Le programme Artemis est l'initiative de vol spatial habité la plus ambitieuse depuis Apollo, et c'est vraiment en cours — même si avec un calendrier qui ne cesse de bouger. En tant que quelqu'un qui suit ce programme depuis ses premiers concepts, je veux vous donner un portrait honnête de la situation au début de 2025 : les triomphes, les revers, et pourquoi ce programme compte encore énormément pour l'avenir de l'humanité au-delà de la Terre.

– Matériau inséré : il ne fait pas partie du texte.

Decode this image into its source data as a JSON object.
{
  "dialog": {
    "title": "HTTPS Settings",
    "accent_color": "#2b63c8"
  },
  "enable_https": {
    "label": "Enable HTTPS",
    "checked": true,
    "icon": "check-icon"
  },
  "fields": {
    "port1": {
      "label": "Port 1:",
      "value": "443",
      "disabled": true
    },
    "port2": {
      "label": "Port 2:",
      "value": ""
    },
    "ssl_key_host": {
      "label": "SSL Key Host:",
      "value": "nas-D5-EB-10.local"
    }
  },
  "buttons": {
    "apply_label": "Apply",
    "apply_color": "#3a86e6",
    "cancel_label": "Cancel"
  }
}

Pourquoi la Lune, à Nouveau ?
Avant de plonger dans les détails de la mission, il vaut la peine de se rappeler pourquoi la NASA y retourne. La Lune n'est pas seulement une destination pour la nostalgie. C'est un terrain d'essai pour les technologies dont nous aurons besoin sur Mars et au-delà, une source potentielle de glace d'eau et d'autres ressources, et un monde scientifiquement riche que nous avons à peine commencé à comprendre.
Le programme Artemis est nommé d'après la sœur jumelle d'Apollo dans la mythologie grecque, et le symbolisme est intentionnel : cette fois, le programme lunaire est conçu pour être inclusif, durable et permanent. La NASA vise à faire atterrir la première femme et la première personne de couleur sur la surface lunaire.

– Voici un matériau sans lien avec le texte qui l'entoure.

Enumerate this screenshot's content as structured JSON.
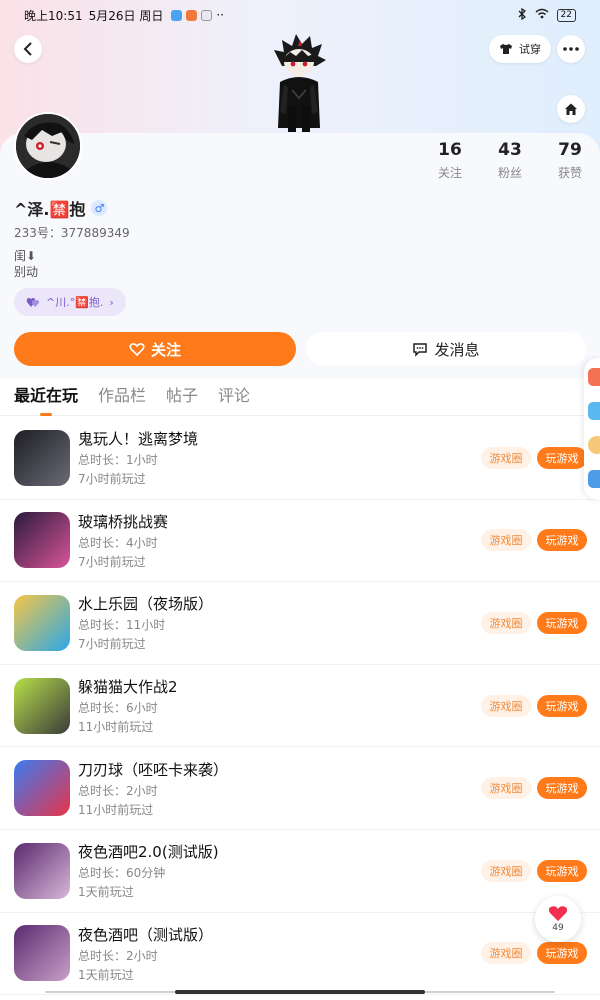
{
  "status_bar": {
    "time": "晚上10:51",
    "date": "5月26日 周日",
    "more": "··",
    "battery": "22"
  },
  "header": {
    "tryon_label": "试穿"
  },
  "profile": {
    "username": "^泽.🈲抱",
    "gender": "♂",
    "user_id": "233号：377889349",
    "bio_line1": "闺⬇",
    "bio_line2": "别动",
    "fan_tag": "^川.°🈲抱.",
    "stats": [
      {
        "num": "16",
        "label": "关注"
      },
      {
        "num": "43",
        "label": "粉丝"
      },
      {
        "num": "79",
        "label": "获赞"
      }
    ],
    "follow_label": "关注",
    "message_label": "发消息"
  },
  "tabs": [
    "最近在玩",
    "作品栏",
    "帖子",
    "评论"
  ],
  "games": [
    {
      "title": "鬼玩人！逃离梦境",
      "duration": "总时长：1小时",
      "last_played": "7小时前玩过",
      "color1": "#1d1d22",
      "color2": "#6b6b78"
    },
    {
      "title": "玻璃桥挑战赛",
      "duration": "总时长：4小时",
      "last_played": "7小时前玩过",
      "color1": "#2b1a3c",
      "color2": "#d9559a"
    },
    {
      "title": "水上乐园（夜场版）",
      "duration": "总时长：11小时",
      "last_played": "7小时前玩过",
      "color1": "#f6c646",
      "color2": "#2aa8e8"
    },
    {
      "title": "躲猫猫大作战2",
      "duration": "总时长：6小时",
      "last_played": "11小时前玩过",
      "color1": "#b7e04a",
      "color2": "#3b3b3b"
    },
    {
      "title": "刀刃球（呸呸卡来袭）",
      "duration": "总时长：2小时",
      "last_played": "11小时前玩过",
      "color1": "#3a7bf0",
      "color2": "#e8344a"
    },
    {
      "title": "夜色酒吧2.0(测试版)",
      "duration": "总时长：60分钟",
      "last_played": "1天前玩过",
      "color1": "#5a2a6e",
      "color2": "#d8b8d8"
    },
    {
      "title": "夜色酒吧（测试版）",
      "duration": "总时长：2小时",
      "last_played": "1天前玩过",
      "color1": "#5a2a6e",
      "color2": "#c9a0c9"
    }
  ],
  "game_buttons": {
    "circle": "游戏圈",
    "play": "玩游戏"
  },
  "like_float": {
    "count": "49"
  },
  "colors": {
    "accent": "#ff7a1a",
    "accent_light": "#fff1e6"
  }
}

Artemis I : La Mission Qui a Tout Commencé

En novembre 2022, le Sistema de Lanzamiento Espacial (SLS) de la NASA a décollé pour la première fois, envoyant le vaisseau spatial Orion sans équipage en orbite lunaire rétrograde distante. La mission Artemis I a duré 25 jours et demi, parcourant plus de 2,25 millions de kilomètres. Orion a établi de nouveaux records de distance pour un vaisseau spatial conçu pour transporter des humains, s'aventurant à plus de 430 000 kilomètres de la Terre.
Le vaisseau Orion a fonctionné près des attentes. La capsule d'équipage a survécu à la rentrée à plus de 11 kilomètres par seconde, atteignant des températures de bouclier thermique d'environ 2 760 degrés Celsius — suffisamment chaud pour faire fondre l'acier.
Les Défis : SLS et les Problèmes d'Orion
Artemis II, la première mission avec équipage autour de la Lune, a été retardée en partie à cause de problèmes avec le bouclier thermique d'Orion. Des inspections après Artemis I ont révélé que le matériau du bouclier thermique avait subi une érosion inattendue lors de la rentrée — plus importante que prévu par les modèles. La NASA a enquêté et modifié les profils de rentrée pour Artemis II.
Le SLS lui-même est un produit magnifiquement puissant mais extraordinairement coûteux. À un coût estimé de 4 à 5 milliards de dollars par lancement, il n'est pas économiquement viable à long terme. C'est la raison pour laquelle la NASA a choisi le Starship de SpaceX comme atterrisseur lunaire habité plutôt que de développer son propre système de descente.
Le HLS Starship : Le Pari de SpaceX

Le Système d'Atterrissage Humain (HLS) sélectionné par la NASA pour les missions Artemis est le Starship de SpaceX — plus précisément, une variante lunaire du vaisseau spatial géant conçu pour se ravitailler en carburant en orbite avant de descendre vers la surface lunaire. La sélection a causé une controverse considérable dans l'industrie, plusieurs autres soumissionnaires contestant la décision.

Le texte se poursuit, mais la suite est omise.